The World Health Organization had teams that would fly to areas of reported smallpox to vaccinate.

Things like “the common cold” or “the flu” change quickly and substantially, plus can have animal hosts (bird flu, swine flu).

Anonymous 0 Comments

To eradicate a virus, there are a lot of factors that need to be taken into account especially if we want to do it globally.

-The intention and capital and socio-political climate as someone mentioned.
– there should be consensus among different countries and govts for it to be considered

– all diseases are based on three factors:- the agent(microorganism), the host (humans) and the environment, the more we know about these three, the more “amenable” to eradication the disease becomes.

So for eg if the random source of the infection is the most important factor in spread and strength of the infection, then that’s easier to target and eradicate.

If we know only a single vector(like mosquito) can carry that disease, it’s easy to target- kill mosquitoes (seriously fuck mosquitoes)

If there’s no particular source and the problem lies in disease transmission from person to person, then the focus would be to decrease transmission, which is much harder as a target.

Plus if the organism, especially the virus is more prone to mutation, etc, it becomes much harder to make vaccines that will last a long time

You need money, time, scientific know-how, knowledge about the whole process, need govt support, international support, so it’s quite hard to do.

Anonymous 0 Comments

One factor is the rate at which the virus can mutate.
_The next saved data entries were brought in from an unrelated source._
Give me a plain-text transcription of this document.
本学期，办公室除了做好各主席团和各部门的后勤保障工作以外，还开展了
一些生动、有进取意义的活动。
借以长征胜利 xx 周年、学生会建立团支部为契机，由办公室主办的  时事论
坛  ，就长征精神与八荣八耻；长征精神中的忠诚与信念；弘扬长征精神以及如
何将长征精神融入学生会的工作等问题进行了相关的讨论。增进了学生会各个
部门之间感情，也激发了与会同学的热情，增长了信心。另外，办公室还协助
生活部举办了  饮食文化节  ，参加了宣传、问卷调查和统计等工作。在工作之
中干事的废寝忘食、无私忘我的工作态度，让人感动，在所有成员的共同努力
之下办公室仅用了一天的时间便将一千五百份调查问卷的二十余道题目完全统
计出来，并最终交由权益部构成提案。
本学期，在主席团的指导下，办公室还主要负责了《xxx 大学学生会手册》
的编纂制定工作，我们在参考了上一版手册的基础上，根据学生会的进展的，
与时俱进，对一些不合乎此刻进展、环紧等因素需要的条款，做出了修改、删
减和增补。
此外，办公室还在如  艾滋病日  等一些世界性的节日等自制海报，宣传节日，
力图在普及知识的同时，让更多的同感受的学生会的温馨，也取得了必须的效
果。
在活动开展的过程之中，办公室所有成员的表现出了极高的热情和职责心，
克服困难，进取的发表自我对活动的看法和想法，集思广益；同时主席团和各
Another is the number of species that can be affected.

So for instance, flu mutates quickly and it crosses species. So because it can infect so many different species it has a lot of opportunities to mutate. That makes it almost impossible to develop a universal flu vaccine.
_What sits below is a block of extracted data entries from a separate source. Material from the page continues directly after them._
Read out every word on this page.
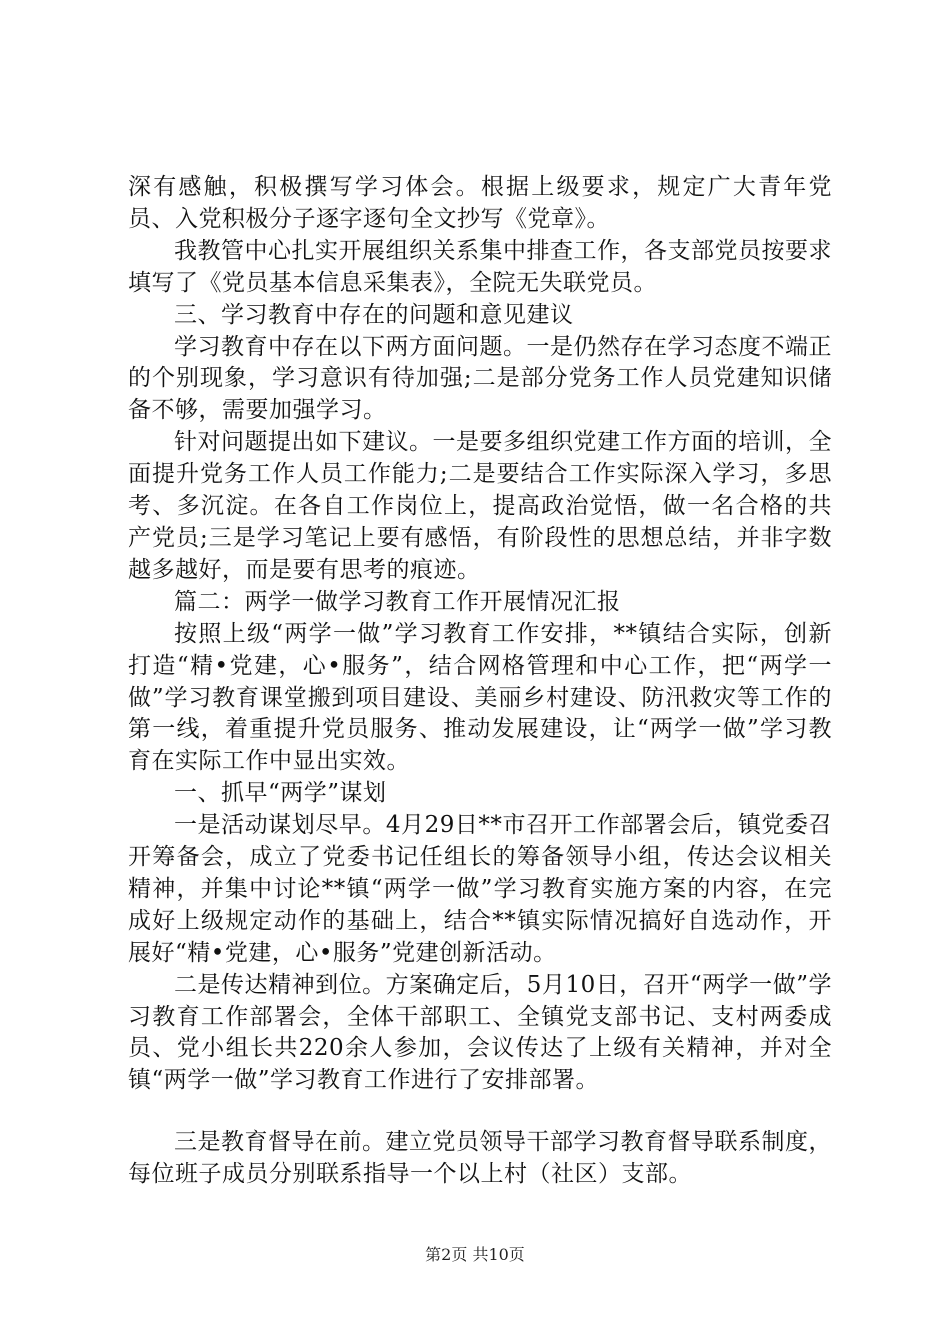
深有感触，积极撰写学习体会。根据上级要求，规定广大青年党员、入党积极分子逐字逐句全文抄写《党章》。

我教管中心扎实开展组织关系集中排查工作，各支部党员按要求填写了《党员基本信息采集表》，全院无失联党员。

三、学习教育中存在的问题和意见建议

学习教育中存在以下两方面问题。一是仍然存在学习态度不端正的个别现象，学习意识有待加强;二是部分党务工作人员党建知识储备不够，需要加强学习。

针对问题提出如下建议。一是要多组织党建工作方面的培训，全面提升党务工作人员工作能力;二是要结合工作实际深入学习，多思考、多沉淀。在各自工作岗位上，提高政治觉悟，做一名合格的共产党员;三是学习笔记上要有感悟，有阶段性的思想总结，并非字数越多越好，而是要有思考的痕迹。

篇二：两学一做学习教育工作开展情况汇报

按照上级“两学一做”学习教育工作安排，**镇结合实际，创新打造“精•党建，心•服务”，结合网格管理和中心工作，把“两学一做”学习教育课堂搬到项目建设、美丽乡村建设、防汛救灾等工作的第一线，着重提升党员服务、推动发展建设，让“两学一做”学习教育在实际工作中显出实效。

一、抓早“两学”谋划

一是活动谋划尽早。4月29日**市召开工作部署会后，镇党委召开筹备会，成立了党委书记任组长的筹备领导小组，传达会议相关精神，并集中讨论**镇“两学一做”学习教育实施方案的内容，在完成好上级规定动作的基础上，结合**镇实际情况搞好自选动作，开展好“精•党建，心•服务”党建创新活动。

二是传达精神到位。方案确定后，5月10日，召开“两学一做”学习教育工作部署会，全体干部职工、全镇党支部书记、支村两委成员、党小组长共220余人参加，会议传达了上级有关精神，并对全镇“两学一做”学习教育工作进行了安排部署。

三是教育督导在前。建立党员领导干部学习教育督导联系制度，每位班子成员分别联系指导一个以上村（社区）支部。

第2页 共10页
Fortunately, flu is mostly season. So in the US, we look for the flu strains prominent in Australia earlier in the year before the US flu season starts. They make a vaccine that prevents the Australian version and other similar versions. Sometimes the virus mutates enough between the Australian flu season and the US flu season that the vaccine that was developed for the US isn’t as effective.

Australia tends to look at flu in southeastern Asia to develop their vaccine.